Huawei CEO Ken Hu took to the stage at MWC today to announce new developments in its 5G partnerships and offer a further rebuttal in defense of the company's trustworthiness. On the latter point, the company has come under fire from U.S. officials over the past several months with claims that its equipment poses a security risk due to its ties with Beijing. A bill is even currently under consideration that would effectively ban the company's equipment from being used on government-associated networks. Hu took the opportunity to dismiss the accusation as something that simply isn't based in reality. That's a statement that's been backed up by several secondary sources in the past, most recently with statements made by several telecoms. While the executive did concede that security problems may exist on the supply chain side that network operators and suppliers depend on, he went on to say that Huawei is committed to an open discussion with the countries it hopes to operate in. Fortunately for Huawei, it doesn't appear as though the fears bear out to a substantial degree outside of the U.S.
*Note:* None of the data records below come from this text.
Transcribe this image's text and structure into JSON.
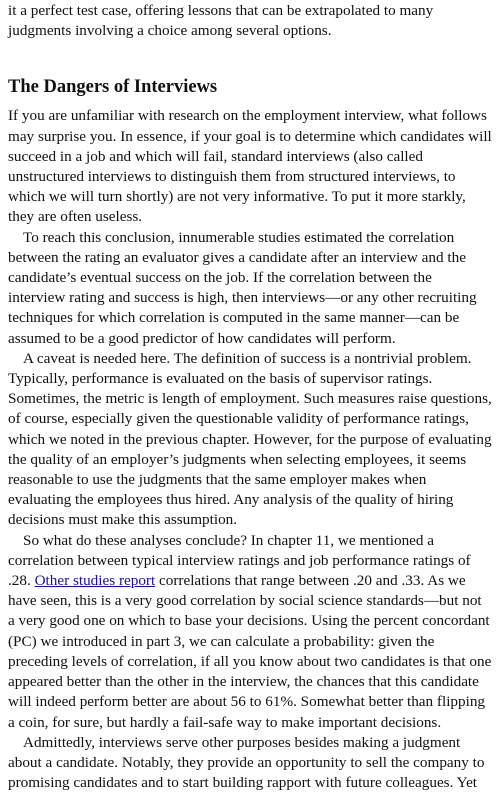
{
  "document": {
    "intro_paragraph": "it a perfect test case, offering lessons that can be extrapolated to many judgments involving a choice among several options.",
    "section_heading": "The Dangers of Interviews",
    "paragraphs": [
      "If you are unfamiliar with research on the employment interview, what follows may surprise you. In essence, if your goal is to determine which candidates will succeed in a job and which will fail, standard interviews (also called unstructured interviews to distinguish them from structured interviews, to which we will turn shortly) are not very informative. To put it more starkly, they are often useless.",
      "To reach this conclusion, innumerable studies estimated the correlation between the rating an evaluator gives a candidate after an interview and the candidate’s eventual success on the job. If the correlation between the interview rating and success is high, then interviews—or any other recruiting techniques for which correlation is computed in the same manner—can be assumed to be a good predictor of how candidates will perform.",
      "A caveat is needed here. The definition of success is a nontrivial problem. Typically, performance is evaluated on the basis of supervisor ratings. Sometimes, the metric is length of employment. Such measures raise questions, of course, especially given the questionable validity of performance ratings, which we noted in the previous chapter. However, for the purpose of evaluating the quality of an employer’s judgments when selecting employees, it seems reasonable to use the judgments that the same employer makes when evaluating the employees thus hired. Any analysis of the quality of hiring decisions must make this assumption."
    ],
    "paragraph_4": {
      "before_link": "So what do these analyses conclude? In chapter 11, we mentioned a correlation between typical interview ratings and job performance ratings of .28. ",
      "link_text": "Other studies report",
      "after_link": " correlations that range between .20 and .33. As we have seen, this is a very good correlation by social science standards—but not a very good one on which to base your decisions. Using the percent concordant (PC) we introduced in part 3, we can calculate a probability: given the preceding levels of correlation, if all you know about two candidates is that one appeared better than the other in the interview, the chances that this candidate will indeed perform better are about 56 to 61%. Somewhat better than flipping a coin, for sure, but hardly a fail-safe way to make important decisions."
    },
    "last_paragraph": "Admittedly, interviews serve other purposes besides making a judgment about a candidate. Notably, they provide an opportunity to sell the company to promising candidates and to start building rapport with future colleagues. Yet"
  }
}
In fact, the mobile equipment manufacturer and smartphone giant announced the beginning of 5G trials in the pre-commercial development phases in partnership with more than 30 network operators. Those are reportedly based in a wide range of countries, including the U.K., South Korea, Japan, Italy, and Canada. That's on top of ongoing network buildouts in other regions of the world such as Austrailia. Meanwhile, 5G field trial agreements have been reached between Huawei and 45 operators. Huawei believes that the first commercialization of 5G networks will begin this year and it tentatively expects to experience growth in each of its business divisions, according to Hu.
Huawei is presently the world's leading mobile network equipment supplier and has a number of companies and entities come to its defense in recent weeks. However, Hu maintains that the tech giant will stay positive and open on the issue until it can be laid to rest. In the meantime, if those expectations hold, Huawei is well-placed to further solidify its position as the world's largest provider of mobile networking equipment for the foreseeable future, its rotating CEO believes.